Printing tiny, high-precision objects


112 points | by rbanffy 8 days ago


  • CosmicShadow 8 days ago

    This actually feels like the future. So much stuff comes out that's like "ok, that's cool", but it's really not that fast or great, and yes I know this isn't close to out, but even the demo is like wow! And the medical applications! It's nice to be genuinely excited once in awhile!

    • Neat. These optical techniques work wonders. I have really liked the various 2-photon based techniques.

      (for example)

      2 photon techniques tend to have much higher resolution than noted here. This seems a technique for devices on the macroscale, as compared to the 100nm sorts of resolution for the 2PA based systems.

      • h2odragon 8 days ago

        > "The system is currently capable of making two-centimeter structures with a precision of 80 micrometers, "

        Ok, fine and dandy but then:

        > "Interior design could be a potentially lucrative market for the new printer."

        ... I guess these people are really into the "tiny houses" thing.

        • hnuser123456 8 days ago

          Yeah. I have a standard 200mm edge-length-cube printer, and I find it just a little small for functional designs. Something around 1ft to 18" would be nice. I don't mind waiting a few days for a print if it all comes out in one solid piece.

        • sitkack 7 days ago

          This doesn't have the bed adhesion issues that SLA and DLP printers have, so much more delicate structures can be built. So it will be perfect for constructing microtubial networks that form the support structures for growing biological material. If used to make soft robots with embedded sensors, we could construct artificial coral. Measuring is affecting, is constructing.

          3d printing is currently on the human scale of "can I hold it, and interact with it", while scaling up will eventually enable us to 3d print buildings and megastructures, scaling down will enable intelligent matter.

          • iamleppert 8 days ago

            My Anycubic photon has a resolution of 47 microns and can be had for less than $300.


            I have 3 of them and regularly print objects just like the one in the article, smaller even.

            • linsomniac 8 days ago

              This is really neat, but the real breakthrough in 3D printing, to me, is: My co-worker recently got a pretty good 3D printer for under $200.

              • 1MachineElf 8 days ago

                Completed my very first Ender 3 Pro print today. Apart from the quality, I especially like the surplus of resources available for beginners learning with this printer. CHEP especially.

              • chrisco255 8 days ago

                Which model? I'm in the market myself and interested to know what's good to buy under $500.
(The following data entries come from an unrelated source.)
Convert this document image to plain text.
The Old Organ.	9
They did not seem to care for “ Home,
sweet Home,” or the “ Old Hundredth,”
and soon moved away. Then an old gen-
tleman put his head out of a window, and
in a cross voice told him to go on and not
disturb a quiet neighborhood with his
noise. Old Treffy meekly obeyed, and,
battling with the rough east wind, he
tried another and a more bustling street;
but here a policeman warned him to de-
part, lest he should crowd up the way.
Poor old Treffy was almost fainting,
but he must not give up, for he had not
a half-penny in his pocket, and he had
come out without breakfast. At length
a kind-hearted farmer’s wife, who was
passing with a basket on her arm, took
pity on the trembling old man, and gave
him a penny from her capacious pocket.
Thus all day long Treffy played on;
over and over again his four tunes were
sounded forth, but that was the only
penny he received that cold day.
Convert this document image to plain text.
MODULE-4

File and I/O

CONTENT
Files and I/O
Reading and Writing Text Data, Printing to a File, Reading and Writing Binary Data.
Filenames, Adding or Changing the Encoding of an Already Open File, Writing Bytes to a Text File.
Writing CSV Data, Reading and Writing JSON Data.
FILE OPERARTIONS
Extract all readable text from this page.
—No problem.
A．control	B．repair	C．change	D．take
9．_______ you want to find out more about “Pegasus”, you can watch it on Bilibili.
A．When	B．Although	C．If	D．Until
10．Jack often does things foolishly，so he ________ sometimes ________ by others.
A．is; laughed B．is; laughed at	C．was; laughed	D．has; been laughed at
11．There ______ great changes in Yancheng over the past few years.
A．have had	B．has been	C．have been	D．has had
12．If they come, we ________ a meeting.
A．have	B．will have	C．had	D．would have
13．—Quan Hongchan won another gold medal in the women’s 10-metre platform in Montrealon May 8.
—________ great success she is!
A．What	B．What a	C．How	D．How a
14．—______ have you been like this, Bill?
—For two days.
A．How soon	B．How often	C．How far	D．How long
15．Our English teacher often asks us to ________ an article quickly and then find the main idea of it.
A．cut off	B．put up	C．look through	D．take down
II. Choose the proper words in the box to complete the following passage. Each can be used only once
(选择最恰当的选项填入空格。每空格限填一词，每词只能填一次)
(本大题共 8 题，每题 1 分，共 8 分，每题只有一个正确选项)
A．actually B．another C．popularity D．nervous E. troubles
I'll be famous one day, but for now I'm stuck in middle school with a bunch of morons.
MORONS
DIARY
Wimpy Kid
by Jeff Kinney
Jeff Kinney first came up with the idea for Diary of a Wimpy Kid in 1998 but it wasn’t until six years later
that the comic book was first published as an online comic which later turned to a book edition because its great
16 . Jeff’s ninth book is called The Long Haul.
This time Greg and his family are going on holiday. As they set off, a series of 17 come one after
                • nickthegreek 8 days ago
                • linsomniac 8 days ago

                  As others have mentioned, my coworker got the Cretality Ender 3, for $174. They have a "Pro" model with some upgrades for $214. He's been really happy with it, and I'm planning on getting one for my son for his birthday.

                  The Prusa for around $700 has some pretty compelling features like bed auto-leveling, but that's a pretty big step up.

                  • The reddit 3D printing community always keeps a monthly "what printers to buy" post stickied at the top of their subreddit.

                    This is the latest recommendations post:

                    As others have said, Ender 3 is highly recommended. If you are willing to spend more, the Prusa Mk3s is one of the best 3d printers ever made.

                    • cassianoleal 8 days ago

                      Not OP, but own 2 printers. The Creality Ender models are a solid bet.

                      If you can spare a little more cash, the Prusa MK3s is probably best bang for buck, but the Prusa Mini is great as well if you need smaller build volume.

                      I own a Prusa and despite not having done any maintenance in ages and it vibrating and making noises like crazy (due to said lack of maintenance), I still get near 100% success printing on it. They also offer fantastic customer support.

                      • mkl 8 days ago

                        What kind of maintenance is needed?

                        • cassianoleal 7 days ago

                          In a nutshell: a lot.

                          You need to ensure all screws are tight from time to time. Belts need to have enough but not too much tension. Bearings need cleaning and re-lubing. Leadscrews ditto. Nozzle needs unclogging and replacing every now and then. Fans must be kept as dust-free as possible. Print bed needs wiping frequently with 99%+ isopropanol, eventually a wipe with acetone (if PEI; glass only needs alcohol but you need to ensure it's squeaky clean). Plastic parts can break or sag and need reprinting and replacing.

                          I'm sure I've missed something but you get the idea.

                  • charliebrownau 8 days ago

                    Still waiting for an Open Source Dot Matrix printer without tracking ink

                    • Finally, something gamechanging around here and not blogspam about making a JS library 1% faster.